Read the whole thing (along with Geoff’s original), but the short version is that Google is making a lot of already-existing mistakes in the metadata more visible.
I draw the following inference from Orwant’s bluster: they are not using the best sources of metadata (probably to save money). Other online catalogues have their errors, but they are not nearly such a mess as Google Books.
A more important point is this:
If Google’s database contains such huge errors in metadata (and it does), then how can it remotely be trusted to contain accurate information on the question of whether a given book is ‘commercially available’ in the US - a question that the Settlement Agreement proposes to treat as a crucial determinant of the default uses to be made of the books that Google has scanned?

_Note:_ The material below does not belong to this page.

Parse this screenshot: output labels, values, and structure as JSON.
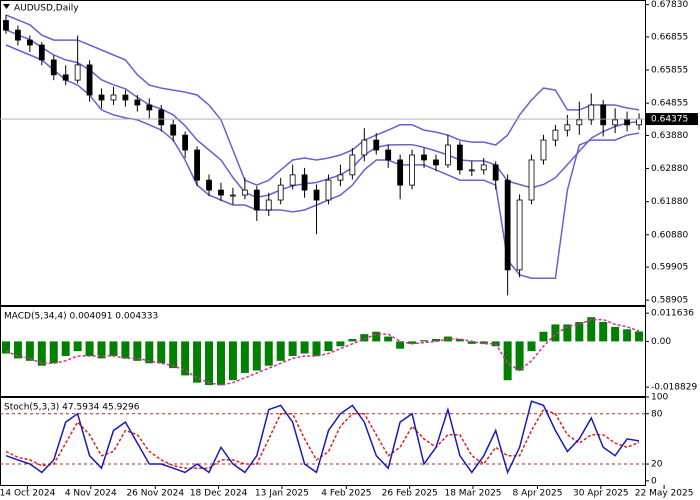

The answer to that, of course, is that it can’t: as witness the statements filed with the court yesterday by publishers from South Africa, Sweden and Germany.
Are people who are opposed to the Google Books Settlement on metadata-type grounds simply opposed to the idea of any universal library? Because frankly I don’t know how you would set one up without lots and lots of errors.
Is Mr. Orwant’s diatribe the world’s longest shaggy dog story? Couldn’t he have just said, “the dog ate my homework”?
Who’s blustering? Google does in fact use what is probably the best available source of book metadata: see OCLC’s press release.
Having worked on large metadata projects myself, I find that Jon Orwant’s explanations ring true.
Orwant doesn’t mention OCLC; he cites various metadata sources, but not that.
Over many years of literary and historical research, I have used a very large number of online catalogues and electronic library catalogues. Many, probably all of them throw up occasional errors, but not on anything remotely like the scale of Google Books.